When we had ordered the curry, it was merely out of curiosity. Who puts grapes in their curry anyway? I looked for those the moment we got the bowl, and there they were, all skinned and floating in their glory. Their inclusion all made sense, however, once we actually ate them with the curry. A normally spicy and long-lasting dish, the curry can have its heat dimmed a little with the naturally sweet fruit globes. I can't describe it in any other way than to say that the "icy" feeling of popping a grape in your mouth carried across through the heat of the curry. Luckily it was not too painful at the "medium" level, if even present. I loved how rich and creamy the curry was, luscious in its own right. The duck, however, came off just a tad too gamey for the type of curry it was in. We enjoyed it overall but of the three, it was our least enjoyed.
We were quite full at this point but in the interest of getting a full scope of the menu, we stuck it out for dessert. Mango sticky rice seemed too heavy but a scoop of ice cream was deemed appropriate. Their Scoop of Ice Cream ($3) came with many options: traditional Thai coconut, green tea, red bean, mango, lychee, Thai iced tea, and black sesame. Have I gone to heaven? Those all sounded amazing. We inquired further on where we could even get these outside of the restaurant but apparently they do source from a small local business who does small, small batches. Darn. We went for the Black Sesame and the Thai Iced Tea which Peter promised was exactly like the drink itself, not an imitation or inspiration of it.
They were both presented endearingly with faux faces made from raisin and cashew. It's a shame that I couldn't buy a gallon of the ice cream though because I fell in absolute love with the black sesame. It was so thick and creamy that every spoonful pulled upward with the tenacity of a child not wanting to let go of its favorite toy. Arching waves of ice cream fell upon themselves when I removed the metal utensil from the mass. I nearly hoarded the entire scoop to myself. The Thai iced tea did not disappoint either - it tasted exactly like the drink, as Peter had promised. It, however, did not have the same texture as the black sesame and was a little icier so we favored the former. I loved how genuine the flavor was though and could see it being a fantastic favorite for the Thai iced tea lover.
Overall, we truly enjoyed our experience there. The staff were great with every guest from what we saw and very courteous. We learned that the commitment to quality and authenticity reached as far as hiring recently immigrated Thai cooks who were trained in the Asaphu style of cooking; if they didn't make the cut or meet Anna's standards, they were let go without a second thought.
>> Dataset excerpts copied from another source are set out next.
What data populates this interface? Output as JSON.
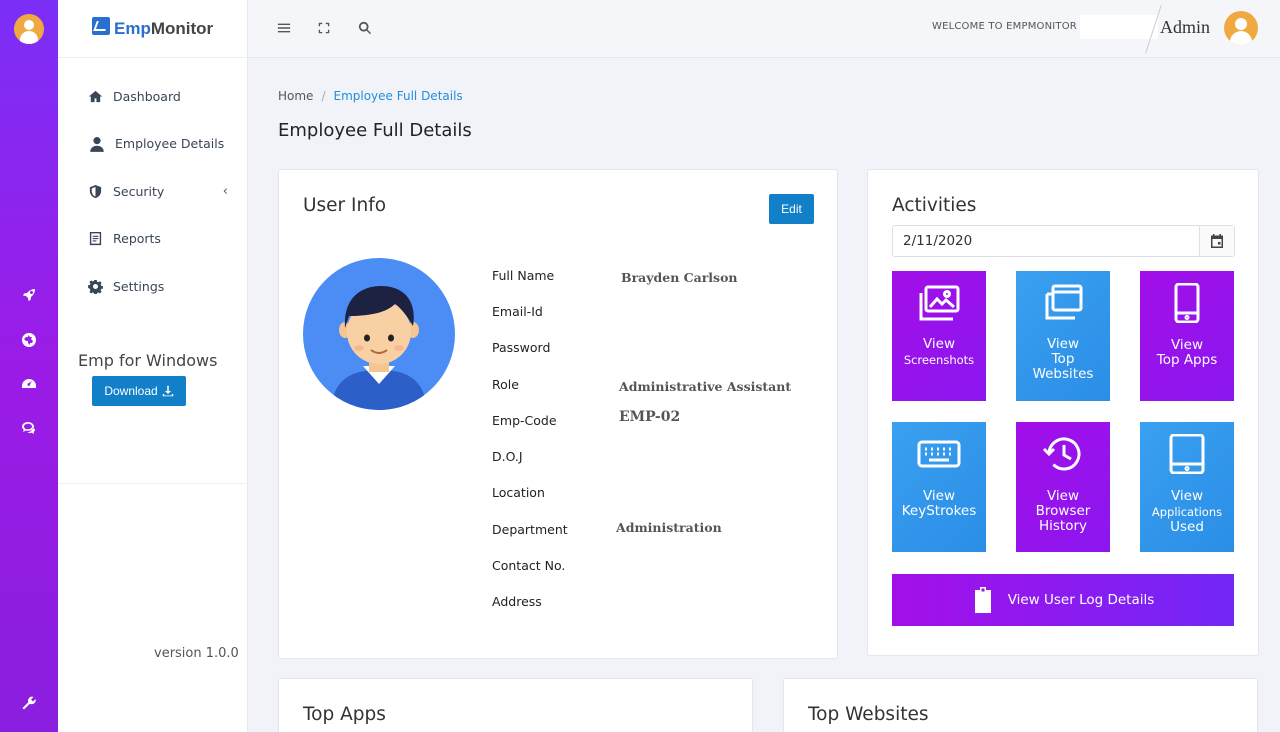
{
  "brand": {
    "logo_prefix": "Emp",
    "logo_suffix": "Monitor"
  },
  "sidebar": {
    "items": [
      {
        "label": "Dashboard",
        "icon": "home-icon"
      },
      {
        "label": "Employee Details",
        "icon": "employee-icon"
      },
      {
        "label": "Security",
        "icon": "shield-icon",
        "chevron": "‹"
      },
      {
        "label": "Reports",
        "icon": "report-icon"
      },
      {
        "label": "Settings",
        "icon": "gear-icon"
      }
    ],
    "emp_for_windows": "Emp for Windows",
    "download_label": "Download",
    "version": "version 1.0.0"
  },
  "rail": {
    "icons": [
      "rocket-icon",
      "globe-icon",
      "dashboard-icon",
      "chat-icon",
      "wrench-icon"
    ]
  },
  "topbar": {
    "welcome": "WELCOME TO EMPMONITOR",
    "user_name": "Admin"
  },
  "breadcrumb": {
    "home": "Home",
    "separator": "/",
    "current": "Employee Full Details"
  },
  "page_title": "Employee Full Details",
  "user_info": {
    "title": "User Info",
    "edit_label": "Edit",
    "fields": [
      {
        "label": "Full Name",
        "value": "Brayden Carlson"
      },
      {
        "label": "Email-Id",
        "value": ""
      },
      {
        "label": "Password",
        "value": ""
      },
      {
        "label": "Role",
        "value": "Administrative Assistant"
      },
      {
        "label": "Emp-Code",
        "value": "EMP-02"
      },
      {
        "label": "D.O.J",
        "value": ""
      },
      {
        "label": "Location",
        "value": ""
      },
      {
        "label": "Department",
        "value": "Administration"
      },
      {
        "label": "Contact No.",
        "value": ""
      },
      {
        "label": "Address",
        "value": ""
      }
    ]
  },
  "activities": {
    "title": "Activities",
    "date": "2/11/2020",
    "tiles": [
      {
        "line1": "View",
        "line2": "Screenshots",
        "line3": "",
        "color": "#a20ee8",
        "icon": "images-icon"
      },
      {
        "line1": "View",
        "line2": "Top",
        "line3": "Websites",
        "color": "#3aa0f0",
        "icon": "windows-icon"
      },
      {
        "line1": "View",
        "line2": "Top Apps",
        "line3": "",
        "color": "#a20ee8",
        "icon": "mobile-icon"
      },
      {
        "line1": "View",
        "line2": "KeyStrokes",
        "line3": "",
        "color": "#3aa0f0",
        "icon": "keyboard-icon"
      },
      {
        "line1": "View",
        "line2": "Browser",
        "line3": "History",
        "color": "#a20ee8",
        "icon": "history-icon"
      },
      {
        "line1": "View",
        "line2": "Applications",
        "line3": "Used",
        "color": "#3aa0f0",
        "icon": "tablet-icon"
      }
    ],
    "log_label": "View User Log Details"
  },
  "bottom": {
    "top_apps": "Top Apps",
    "top_websites": "Top Websites"
  },
  "colors": {
    "primary_blue": "#1180c8",
    "purple": "#a20ee8",
    "tile_blue": "#3aa0f0",
    "rail": "#7b2ff7"
  }
}
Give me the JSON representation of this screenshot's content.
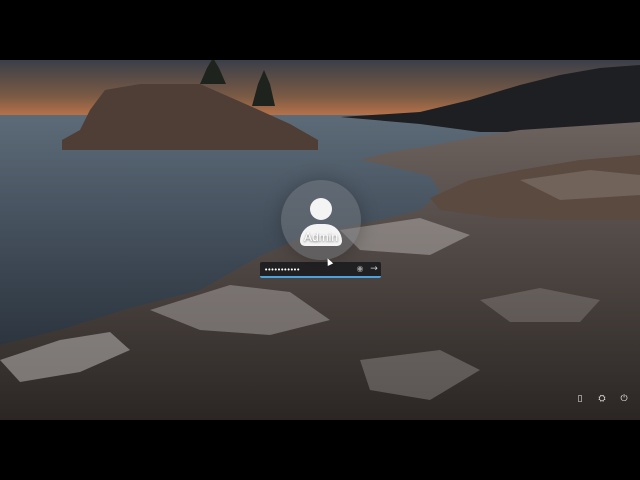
{
  "lock_screen": {
    "username": "Admin",
    "password": {
      "value": "•••••••••••",
      "reveal_icon": "eye-icon",
      "submit_icon": "arrow-right-icon"
    },
    "accent_color": "#4aa3df",
    "corner_icons": [
      {
        "icon": "network-icon",
        "glyph": "▯"
      },
      {
        "icon": "accessibility-icon",
        "glyph": "⛭"
      },
      {
        "icon": "power-icon",
        "glyph": "⏻"
      }
    ]
  }
}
It's clear that they only allow the best, and their constantly full tables is a testament to this fact. If you want to check them out for yourself, they are located at 6245 W 87th St, Los Angeles, CA 90045.
Please note that they will be remodeled in the fall to expand their restaurant so will not be completely open. They do have a back-up plan though; there will be a limited menu food truck in front of the restaurant during the construction time. New additions for the remodel include the first U.S. Thai Noodle Bar and Open Kitchen with additional seating, a full bar, and open kitchen as well as a noodle bar.